La couverture des décomptes des élections écossaises par STV, le diffuseur commercial, devrait être lourdement affectée par une grève dans le cadre d'un conflit salarial qui s'intensifie - car rien ne dit « la démocratie en action » comme une ligne de piquetage devant la salle de contrôle.

Le Syndicat national des journalistes (NUJ) et le syndicat technique Bectu ont ciblé le reportage électoral de STV pour leur deuxième grève cette année pour protester contre sa décision d'imposer un gel des salaires à l'échelle de l'entreprise après une baisse des revenus de 6 % à 176,9 millions de livres sterling et une chute des recettes publicitaires de 10 % à 89,3 millions de livres sterling. Environ 120 journalistes et employés de diffusion devraient faire grève vendredi, laissant les téléspectateurs se demander si les résultats des élections seront livrés par pigeon voyageur.

Les employés sont également furieux que STV ait réduit ses effectifs et prévoie de réduire fortement sa couverture médiatique du nord de l'Écosse - la région auparavant couverte par Grampian TV - tout en investissant de l'argent dans le lancement d'une station de radio. Cette décision a été décrite par le personnel comme « payer pour un nouveau jouet tout en réduisant les courses ».

Le régulateur des médias Ofgem a reporté une décision sur la fusion de STV Central avec STV North après les élections de Holyrood, mais devrait l'approuver plus tard ce mois-ci sous réserve de modifications mineures. Parce que quoi de mieux qu'une bonne élection sans un peu de suspense réglementaire de dernière minute ?

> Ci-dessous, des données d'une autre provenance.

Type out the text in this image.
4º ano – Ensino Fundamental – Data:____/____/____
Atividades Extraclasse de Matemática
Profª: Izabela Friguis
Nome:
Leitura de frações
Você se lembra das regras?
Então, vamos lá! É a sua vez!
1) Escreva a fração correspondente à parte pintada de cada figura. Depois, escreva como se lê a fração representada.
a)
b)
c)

Le diffuseur a imputé ses difficultés financières à une série de « chocs » l'année dernière, notamment une économie faible, la hausse des coûts et un marché publicitaire difficile. Cela a entraîné une chute spectaculaire du cours de l'action de STV, soulevant la possibilité qu'elle puisse être vulnérable à une prise de contrôle par Comcast (la société de médias américaine qui possède Sky) ou par ITV, après avoir auparavant repoussé les pressions pour se vendre à un plus grand diffuseur.

Nick McGowan-Lowe, organisateur du NUJ en Écosse, a déclaré : « Chaque membre du NUJ dans la salle de rédaction de STV préférerait être en train de diffuser depuis les décomptes électoraux aujourd'hui plutôt que de devoir se battre pour être payé un salaire équitable, mais ils n'ont pas eu le choix lorsque l'entreprise a décidé de dépenser cet argent pour une nouvelle station de radio commerciale à la place. » Il a ajouté : « Bien que l'entreprise soit confrontée à des défis financiers, rien de tout cela n'est dû au personnel travailleur de STV News qui produit le programme du soir le plus regardé en Écosse. Nous croyons qu'une solution à ce conflit est encore à portée de main. »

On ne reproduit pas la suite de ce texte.